The Story: In 1893, in The Final Problem, Arthur Conan Doyle killed off his beloved creation, Sherlock Holmes, invoking anger and death threats from beloved fans. Soon after, Doyle, with Dracula creator Bram Stoker, becomes involved in a mystery involving suffragists and a serial killer. More than 100 years later, at the meeting of The Baker Street Irregulars, a prestigious Sherlockian society, researcher Harold White is inducted into the group. After a scholar promising to present Doyle's long-lost journal is found strangled with his shoestring in his hotel room, Harold decides to investigate. As the narrative pans back and forth in time, Doyle tries to solve his own crimes as Harold, with reporter Sarah Lindsay by his side, searches for the diary and the scholar's killer.

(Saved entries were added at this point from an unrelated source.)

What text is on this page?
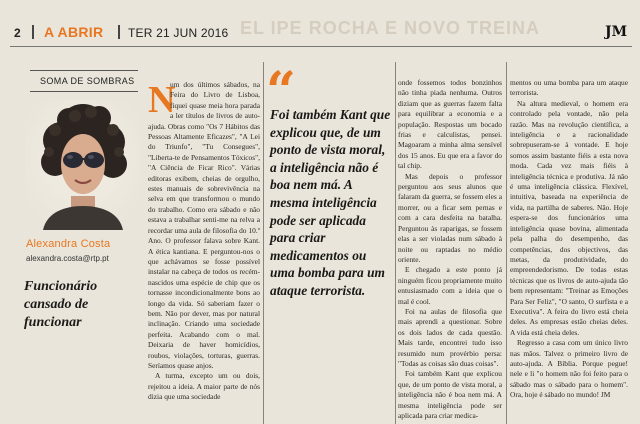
EL IPE ROCHA E NOVO TREINA
2 A ABRIR TER 21 JUN 2016	JM
SOMA DE SOMBRAS
Alexandra Costa
alexandra.costa@rtp.pt
Funcionário cansado de funcionar
N

um dos últimos sábados, na Feira do Livro de Lisboa, fiquei quase meia hora parada a ler títulos de livros de auto-ajuda. Obras como "Os 7 Hábitos das Pessoas Altamente Eficazes", "A Lei do Triunfo", "Tu Consegues", "Liberta-te de Pensamentos Tóxicos", "A Ciência de Ficar Rico". Várias editoras exibem, cheias de orgulho, estes manuais de sobrevivência na selva em que transformou o mundo do trabalho. Como era sábado e não estava a trabalhar senti-me na relva a recordar uma aula de filosofia do 10.º Ano. O professor falava sobre Kant. A ética kantiana. E perguntou-nos o que achávamos se fosse possível instalar na cabeça de todos os recém-nascidos uma espécie de chip que os tornasse incondicionalmente bons ao longo da vida. Só saberiam fazer o bem. Não por dever, mas por natural inclinação. Criando uma sociedade perfeita. Acabando com o mal. Deixaria de haver homicídios, roubos, violações, torturas, guerras. Seríamos quase anjos.

A turma, excepto um ou dois, rejeitou a ideia. A maior parte de nós dizia que uma sociedade

“
Foi também Kant que explicou que, de um ponto de vista moral, a inteligência não é boa nem má. A mesma inteligência pode ser aplicada para criar medicamentos ou uma bomba para um ataque terrorista.

onde fossemos todos bonzinhos não tinha piada nenhuma. Outros diziam que as guerras fazem falta para equilibrar a economia e a população. Respostas um bocado frias e calculistas, pensei. Magoaram a minha alma sensível dos 15 anos. Eu que era a favor do tal chip.

Mas depois o professor perguntou aos seus alunos que falaram da guerra, se fossem eles a morrer, ou a ficar sem pernas e com a cara desfeita na batalha. Perguntou às raparigas, se fossem elas a ser violadas num sábado à noite ou raptadas no médio oriente.

E chegado a este ponto já ninguém ficou propriamente muito entusiasmado com a ideia que o mal é cool.

Foi na aulas de filosofia que mais aprendi a questionar. Sobre os dois lados de cada questão. Mais tarde, encontrei tudo isso resumido num provérbio persa: "Todas as coisas são duas coisas".

Foi também Kant que explicou que, de um ponto de vista moral, a inteligência não é boa nem má. A mesma inteligência pode ser aplicada para criar medica-

mentos ou uma bomba para um ataque terrorista.

Na altura medieval, o homem era controlado pela vontade, não pela razão. Mas na revolução científica, a inteligência e a racionalidade sobrepuseram-se à vontade. E hoje somos assim bastante fiéis a esta nova moda. Cada vez mais fiéis à inteligência técnica e produtiva. Já não é uma inteligência clássica. Flexível, intuitiva, baseada na experiência de vida, na partilha de saberes. Não. Hoje espera-se dos funcionários uma inteligência quase bovina, alimentada pela palha do desempenho, das competências, dos objectivos, das metas, da produtividade, do empreendedorismo. De todas estas técnicas que os livros de auto-ajuda tão bem representam: "Treinar as Emoções Para Ser Feliz", "O santo, O surfista e a Executiva". A feira do livro está cheia deles. As empresas estão cheias deles. A vida está cheia deles.

Regresso a casa com um único livro nas mãos. Talvez o primeiro livro de auto-ajuda. A Bíblia. Porque pegue! nele e li "o homem não foi feito para o sábado mas o sábado para o homem". Ora, hoje é sábado no mundo! JM
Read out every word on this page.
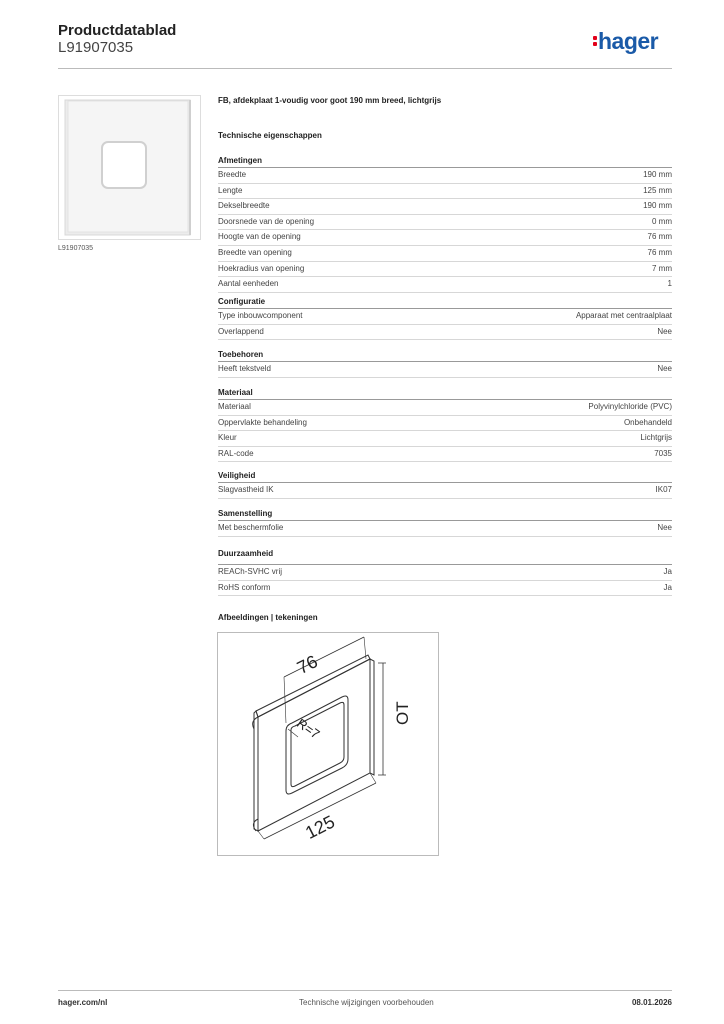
Productdatablad
L91907035	hager
L91907035
FB, afdekplaat 1-voudig voor goot 190 mm breed, lichtgrijs
Technische eigenschappen
Afmetingen
Breedte	190 mm
Lengte	125 mm
Dekselbreedte	190 mm
Doorsnede van de opening	0 mm
Hoogte van de opening	76 mm
Breedte van opening	76 mm
Hoekradius van opening	7 mm
Aantal eenheden	1
Configuratie
Type inbouwcomponent	Apparaat met centraalplaat
Overlappend	Nee
Toebehoren
Heeft tekstveld	Nee
Materiaal
Materiaal	Polyvinylchloride (PVC)
Oppervlakte behandeling	Onbehandeld
Kleur	Lichtgrijs
RAL-code	7035
Veiligheid
Slagvastheid IK	IK07
Samenstelling
Met beschermfolie	Nee
Duurzaamheid
REACh-SVHC vrij	Ja
RoHS conform	Ja
Afbeeldingen | tekeningen
76
R=7
OT
125
hager.com/nl	Technische wijzigingen voorbehouden	08.01.2026
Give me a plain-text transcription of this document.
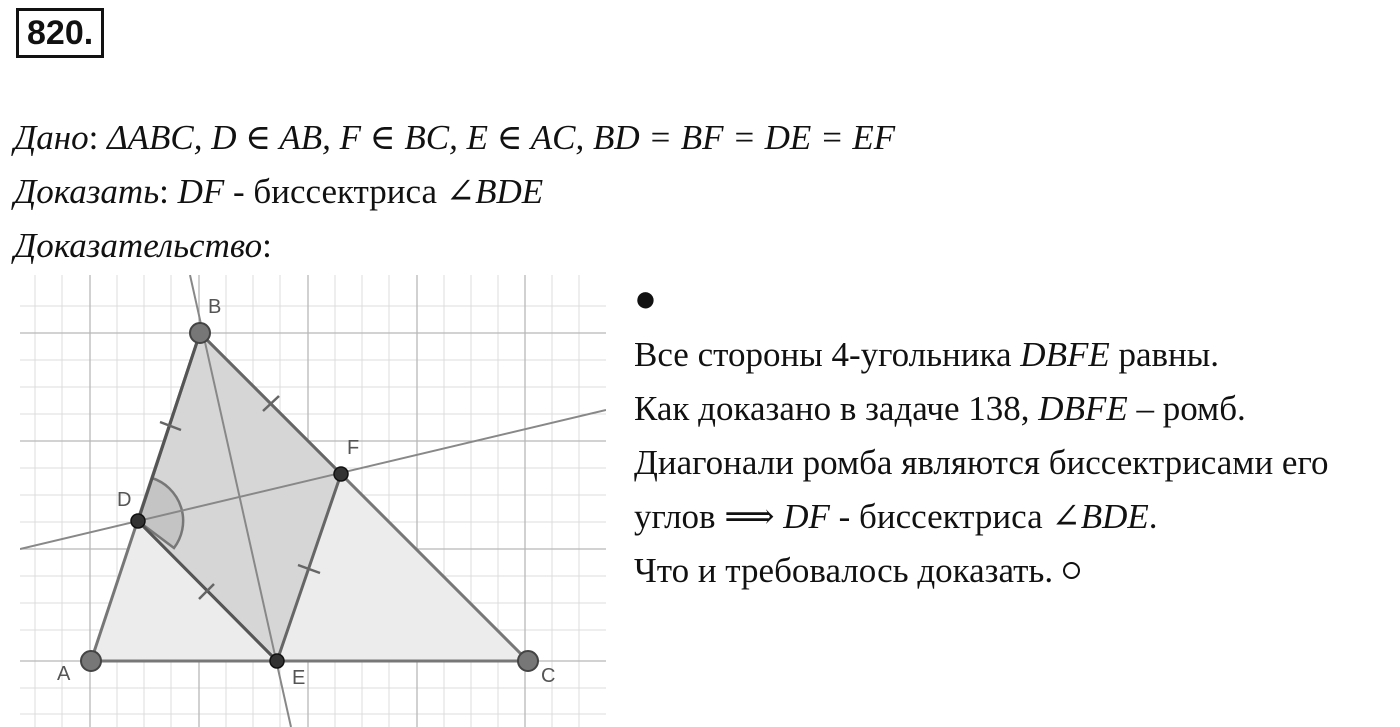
820.
Дано: ΔABC, D ∈ AB, F ∈ BC, E ∈ AC, BD = BF = DE = EF
Доказать: DF - биссектриса ∠BDE
Доказательство:
A
B
C
D
E
F
●
Все стороны 4-угольника DBFE равны.
Как доказано в задаче 138, DBFE – ромб.
Диагонали ромба являются биссектрисами его
углов ⟹ DF - биссектриса ∠BDE.
Что и требовалось доказать.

Twelve. 352 pages. $24.99. ISBN: 9780446572590
Dallas Morning News
"Moore uses alternating chapters to tell his two stories--a method that could become clumsy, but doesn't. ... Any mystery lover [will love this book], even one who has never read a Sherlock Holmes story, if there be such an unfortunate creature." Bryan Woolley
New York Times
"The Sherlockian manages to make a journey from the ridiculous (Harold White, instant detective?) to the sublime. And it is anchored by Mr. Moore's self-evident love of the rules that shape good mystery fiction and the promises on which it must deliver." Janet Maslin
South FL Sun-Sentinel HHHH
"Alternating between two centuries, The Sherlockian works as an insightful look at the rise of celebrities, extreme fans and a character who continues to be bigger than life as well as a testament to the power of storytelling. ... Doyle would be proud of Moore's ingenious The Sherlockian. So would Holmes." Oline H. Cogdill
"Throughout both cases, Graham plants effective red herrings and false trails, and the two stories inevitably intersect, with the final scenes of one providing rationale for the other at a suitably resonant locale. The conclusion clears up the mysteries tidily and offers Harold a vision of life without the deerstalker hat, but there's little here to raise a shiver." Bill Tipper
Onion AV Club
"The tantalizing lacuna and head-scratching murder-mysteries are doubly interesting because they're all based on gruesomely true events, but while Moore is skillful in pushing the action forward, he makes only a cursory effort at braiding the narratives into a satisfying whole. ... Still, in spite of some flat characterization and a first-timer's tendency toward overstatement, The Sherlockian has its dweeby charms." Christian Williams
"This is a novel by, for, and about Holmes-quoting mystery nuts, and it understands what makes them happy," noted the New York Times. Yet far more than a book for Sherlockian enthusiasts, the debut is a clever, engaging read for all crime aficionados, featuring two heroes working in different time periods and places who use Sherlockian wit to solve their respective crimes. Lest readers worry that the alternating stories don't overlap, Moore intersects them appropriately, making Doyle's past activities relevant to the present day. Only the Salon critic felt the story lacked suspense, and the Onion AV Club cited far-fetched "leaps of logic." But most readers, Sherlockian fans or not, will eagerly await Moore's next novel.